OpenAI has stated that the GPT-4 model is 40% better than the previous version (GPT-3.5) in providing realistic responses, and also has more advanced thinking capabilities than its predecessor.
The company also confirmed that it has developed the GPT-4 model to be able to reject 82% of users' attempts and questions seeking answers related to dangerous topics, such as manufacturing harmful chemicals or attempting to harm themselves, compared to the previous version GPT-3.5.
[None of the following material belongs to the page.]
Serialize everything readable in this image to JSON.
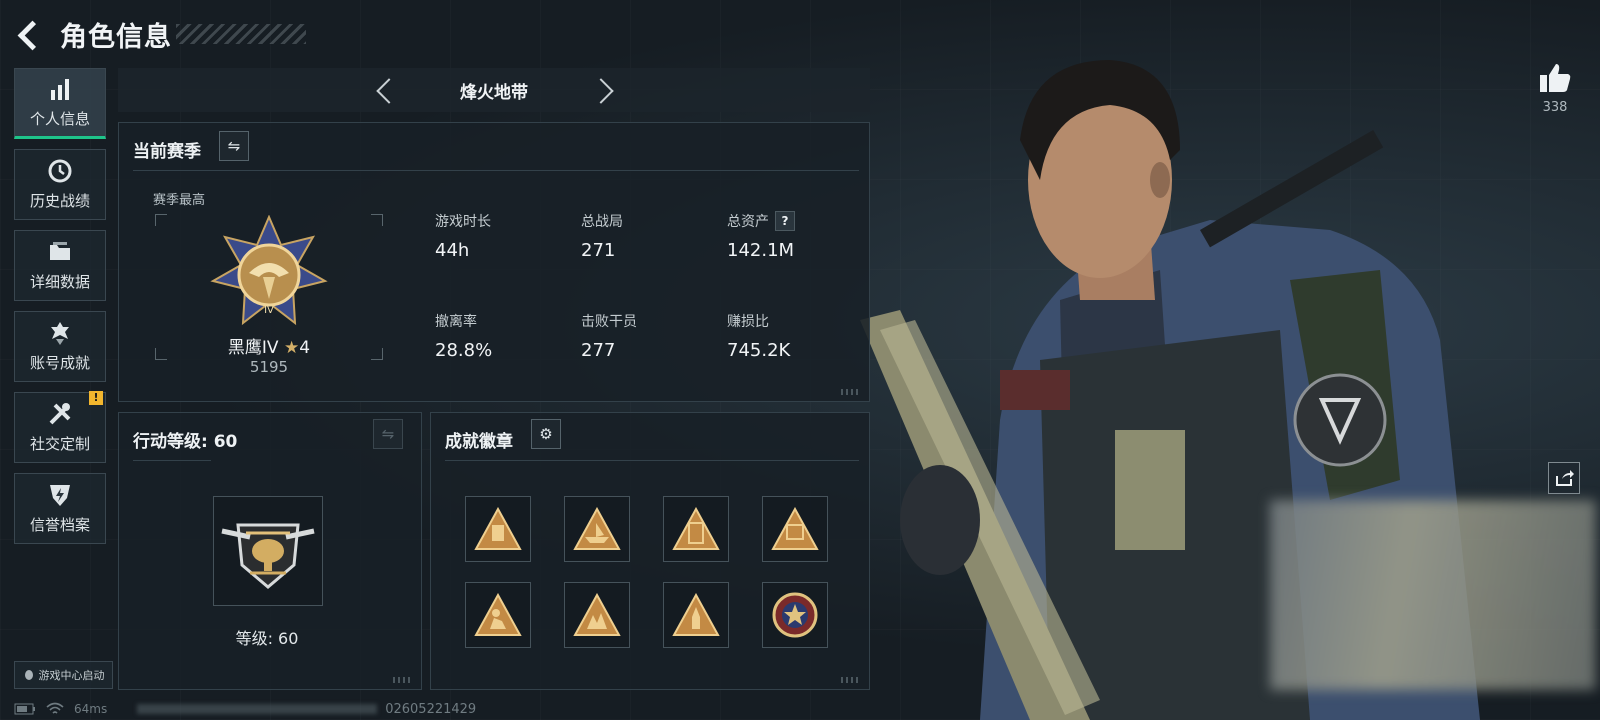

However, the company admitted that it is still not immune to Hallucinations, which is the tendency of artificial intelligence to generate error responses or logical errors. Sam Altman, co-founder and CEO of OpenAI, offered his usual admission to minimize objection to the robot's bugs: "It's the most compatible and capable model to date; but it's still flawed and limited, and it still looks more impressive when first used than after spending more time with it".
3-GPT-4 has longer memory:
Large language models practice millions of pages of web, books, and other textual data, but when you have an actual conversation with the user, there's a limit to how much you remember the conversation to preserve context. That limit in ChatGPT's GPT 3.5 model was only about 3,000 words, roughly three to four pages of the book, so it often didn't work efficiently in long dialogues.
But the GPT-4 model can handle more than 25,000 words, about 8 times as much as the previous version, which is equivalent to about 50 pages of text, enough for a full play or short story.
What this means is that in conversation or in text creation, it will be able to keep up to 50 pages, so it will remember what I talked about on page 20 of the chat, or it may refer to events that happened 35 pages ago. So it can be used in long content creation, extended conversations, and document search and analysis.
4- The GPT-4 model is more multilingual:
English speakers dominate the world of artificial intelligence, and everything from data and tests as well as research papers exist in this language. But of course, the capabilities of large language models are applicable in any written language and should be made available in it.
Open AI has taken a step towards doing this in the GPT-4 model by demonstrating its ability to answer thousands of multiple-choice questions with high accuracy across
26 languages, from Italian to Arabic to Turkish, and trained in 5 local Indian languages.
This initial test of language abilities is promising but far from fully supportive of multilingual abilities, as the test criteria have been translated from English for the model to understand, and the multiple choice questions cannot be compared to normal speech. But this step is important in the GPT-4 model because it means it may be friendlier with non-English speakers.
5- GPT-4 has different personalities:
The concept of (steerability) is one of the interesting concepts in artificial intelligence, as it refers to the ability of the model to change its behavior on demand, and this feature is present in the model (GPT-3.5) and was used to convince the ChatGPT robot to play the role of an empathetic listener, and there are those who used it to convince him to play the role of an evil chat robot.
In the GPT-4 model, the company developed this feature to be more useful, as it will allow the model to adopt different characters, albeit with limitations that the company has included in the system to avoid harmful results.
The company gave an example of this feature is to develop a set of guidelines and guidelines for the new model to become a teacher to a student, so that these guidelines explain the method of education that the model must follow and the process of simplifying information, so that it reaches the level of student perception in an easy and clear way.
The company pointed out that this feature will also allow developers to control the way their services work, which provide smart interaction with users, by setting a list of controls and personality traits of the model on which their services depend and the way they deal with users.